The 4 Most Common Relationship Problems & How to Fix Them
The well-known fact that ‘communication is key’ in relationships is likely the directive that many couples take most for granted. Unhealthy communication occurs when couple’s are unable to express feelings, needs, desires, and opinions in an open, honest, and mutually respectful manner. Unhealthy communication can occur with a couple being ineffectively expressive with one another (i.e., strained communication) while other couples may withdraw from communication altogether (i.e., absent communication or communication avoidance).
The Solution: Healthy communication requires practice and much dedication from both partners, but it is possible for couples with strained communication to learn tips and strategies to improve their interactions and expression of feelings. Although there is no one-size-fits-all approach to developing healthy communication between couples, most couples respond to the stop, break, listen, and discuss approach. This strategy involves couples stopping communication and removing themselves from a potentially unhealthy interaction followed by taking a break to cool down and regroup. Once both partners are ready to address the conflict/stressor (with the time period during the “break” varying from couple to couple) then the couple agree to listen to one another’s thoughts and feelings about the conflict and discussing a solution that satisfies the needs of both parties.

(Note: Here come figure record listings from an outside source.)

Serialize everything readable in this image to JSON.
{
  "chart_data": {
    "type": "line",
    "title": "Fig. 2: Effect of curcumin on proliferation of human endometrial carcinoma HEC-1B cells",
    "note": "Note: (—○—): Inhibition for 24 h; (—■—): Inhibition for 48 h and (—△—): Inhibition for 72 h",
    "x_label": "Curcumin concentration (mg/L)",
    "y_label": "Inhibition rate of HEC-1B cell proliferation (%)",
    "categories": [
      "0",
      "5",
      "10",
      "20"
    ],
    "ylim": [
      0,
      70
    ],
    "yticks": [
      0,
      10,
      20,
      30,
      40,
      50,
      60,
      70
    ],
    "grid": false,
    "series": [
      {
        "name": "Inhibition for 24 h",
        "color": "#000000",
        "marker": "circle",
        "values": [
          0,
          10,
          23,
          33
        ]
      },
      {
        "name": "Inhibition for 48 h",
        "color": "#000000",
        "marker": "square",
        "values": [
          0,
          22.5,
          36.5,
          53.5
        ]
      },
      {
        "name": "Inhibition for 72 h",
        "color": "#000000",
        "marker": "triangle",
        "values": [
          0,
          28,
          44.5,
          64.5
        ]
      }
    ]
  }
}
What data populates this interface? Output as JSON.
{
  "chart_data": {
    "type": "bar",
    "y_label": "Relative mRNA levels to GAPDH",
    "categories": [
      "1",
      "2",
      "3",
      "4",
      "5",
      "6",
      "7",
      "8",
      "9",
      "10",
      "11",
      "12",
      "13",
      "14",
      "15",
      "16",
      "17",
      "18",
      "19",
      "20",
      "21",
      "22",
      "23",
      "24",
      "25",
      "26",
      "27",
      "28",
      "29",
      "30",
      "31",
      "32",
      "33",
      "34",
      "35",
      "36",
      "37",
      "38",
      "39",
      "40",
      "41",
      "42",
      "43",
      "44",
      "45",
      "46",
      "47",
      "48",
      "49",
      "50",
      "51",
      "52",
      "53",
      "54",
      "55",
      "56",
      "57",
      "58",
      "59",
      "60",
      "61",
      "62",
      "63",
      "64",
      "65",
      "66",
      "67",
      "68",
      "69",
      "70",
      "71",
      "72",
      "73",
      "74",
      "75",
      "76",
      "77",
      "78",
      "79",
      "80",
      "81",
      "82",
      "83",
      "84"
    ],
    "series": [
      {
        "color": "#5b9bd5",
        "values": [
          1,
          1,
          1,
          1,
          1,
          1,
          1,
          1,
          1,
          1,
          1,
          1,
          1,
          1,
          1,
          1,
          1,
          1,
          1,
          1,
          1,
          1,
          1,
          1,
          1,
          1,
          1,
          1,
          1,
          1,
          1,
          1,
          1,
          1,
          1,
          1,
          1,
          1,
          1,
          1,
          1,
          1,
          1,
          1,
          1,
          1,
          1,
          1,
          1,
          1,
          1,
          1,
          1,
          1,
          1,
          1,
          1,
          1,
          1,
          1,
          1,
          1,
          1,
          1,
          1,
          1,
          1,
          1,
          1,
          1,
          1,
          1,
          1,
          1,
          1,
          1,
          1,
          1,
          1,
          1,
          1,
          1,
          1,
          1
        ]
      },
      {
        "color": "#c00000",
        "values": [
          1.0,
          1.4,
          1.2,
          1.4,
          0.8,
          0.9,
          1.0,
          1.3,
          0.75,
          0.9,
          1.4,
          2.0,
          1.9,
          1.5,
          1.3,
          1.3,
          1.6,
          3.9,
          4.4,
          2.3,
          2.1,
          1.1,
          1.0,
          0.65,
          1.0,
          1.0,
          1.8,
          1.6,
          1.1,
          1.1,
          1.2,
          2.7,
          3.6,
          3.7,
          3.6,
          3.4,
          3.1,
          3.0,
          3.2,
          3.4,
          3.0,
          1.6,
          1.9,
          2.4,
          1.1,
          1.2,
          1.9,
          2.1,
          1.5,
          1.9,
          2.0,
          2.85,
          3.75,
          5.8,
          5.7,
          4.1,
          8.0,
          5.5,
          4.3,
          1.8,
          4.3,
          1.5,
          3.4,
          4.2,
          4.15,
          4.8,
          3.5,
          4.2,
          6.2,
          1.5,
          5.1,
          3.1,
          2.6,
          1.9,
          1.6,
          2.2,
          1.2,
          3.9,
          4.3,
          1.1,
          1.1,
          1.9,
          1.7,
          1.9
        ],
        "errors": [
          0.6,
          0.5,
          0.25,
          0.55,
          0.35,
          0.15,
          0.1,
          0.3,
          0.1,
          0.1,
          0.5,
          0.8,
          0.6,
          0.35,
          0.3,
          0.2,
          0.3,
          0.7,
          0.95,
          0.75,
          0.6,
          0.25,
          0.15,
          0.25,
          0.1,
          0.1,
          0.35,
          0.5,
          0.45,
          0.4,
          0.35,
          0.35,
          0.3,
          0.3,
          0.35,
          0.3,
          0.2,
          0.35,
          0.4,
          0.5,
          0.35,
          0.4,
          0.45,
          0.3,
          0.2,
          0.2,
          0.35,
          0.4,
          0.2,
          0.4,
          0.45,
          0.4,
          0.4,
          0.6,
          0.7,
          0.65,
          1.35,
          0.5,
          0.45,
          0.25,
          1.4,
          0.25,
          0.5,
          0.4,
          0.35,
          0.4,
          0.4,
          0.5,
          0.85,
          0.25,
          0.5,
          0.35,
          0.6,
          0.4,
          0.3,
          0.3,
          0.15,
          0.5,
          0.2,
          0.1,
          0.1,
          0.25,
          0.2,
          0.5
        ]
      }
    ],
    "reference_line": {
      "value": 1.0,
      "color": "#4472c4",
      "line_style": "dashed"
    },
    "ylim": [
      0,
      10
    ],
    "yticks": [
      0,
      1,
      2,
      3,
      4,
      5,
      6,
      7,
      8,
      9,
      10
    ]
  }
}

One-upping between couples involves each partner attempting to compete with the other during conflict with the intention being trying to win an argument, outdo one another, and establish control in the relationship. This relationship problem often occurs between couples that are highly competitive and may be rigid or inflexible in most social and interpersonal relationships. One-upping can cause a continuous power struggle between the couple where the focus of conflict is each party getting his/her own “way” or own needs met without considering the other. In addition, one-uppers often feel that they must have “the last word” and this can cause conflict to escalate, as one or both partners may not walk away from the argument when necessary in order to cool off and instead may perpetuate the conflict.
Since being highly competitive is often a character or personality trait, it can often be challenging when the one-upping occurs in a romantic relationship. When both or even just one partner is the one-upper, it is important for the person(s) to self-examine and ask themselves what is their priority: Their relationship with their partner or their need to win an argument and get their way. The one-upper(s) in the relationship must be willing to understand the destructive pattern that one-upping causes and must agree to be flexible and agree to the other partner’s wishes during 50% of arguments. This agreement creates a “give and take” scenario where the one-upper is allowed some control but agrees to also give up control “half of the time.” It is important to present this approach gradually, as trying to convince a one-upper to give up control entirely is typically not effective.
Pride is a relationship problem that occurs when one or both partners refuses to admit fault, apologize to the other partner after conflict, or take responsibility for actions or circumstances. Pride is a natural human quality that many people express to a certain extent; however, in excess, it can be damaging to romantic relationships. Individuals who are proud in their relationships often do so to avoid demonstrating vulnerability and may have difficulty with trust. They stand their ground during conflict due to interpersonal insecurity or lack of self-confidence, as they believe that if they “give in” they will lose respect, power, control, or will show neediness to their partner.
Resolving the damaging effects of pride in a relationship often involves the partner(s) individually working on their self-esteem and self-confidence, as well as understanding the importance of ” give and take” in their relationship. Developing confidence allows the partner(s) to be able to willingly admit to faults, apologize, and make amends for the good of the relationship and for the sake of their partner’s feelings. Overcoming pride involves seeing beyond the immediate conflict and making the relationship the priority over self-serving needs.
Revenge-seeking occurs when couples resolve feelings of distress, frustration, or anger with one another through acts of “getting back at” or retaliation. Revenge-seeking can lead to much hostility between the couple where dynamics, such as power struggles, an “I’ll show you” attitude, or “You will pay for this” intention takes place, causing the couple to drift further and further from conflict resolution. Once revenge seeking becomes habitual by one or both partners, the couple will resort to this in order to attempt to get their needs met.
Revenge-seeking is an indication that the couple must develop healthy outlets for their frustration and anger in the relationship, such as effective communication of each other’s needs and desires and most importantly, listening to one another. Such couples may benefit from seeking counseling in order to express feelings to a neutral third party who can facilitate the process of each partner understanding the underlying emotions that contribute to resorting to revenge. Once these feelings are brought to the surface, the couple can begin to work on mutual recognition and acknowledgment of feelings and ways to find mutual satisfaction during times of conflict or disagreement. When the couple develop healthy coping skills to replace revenge seeking, this behavior can be replaced with positive and adaptive expressions of emotion.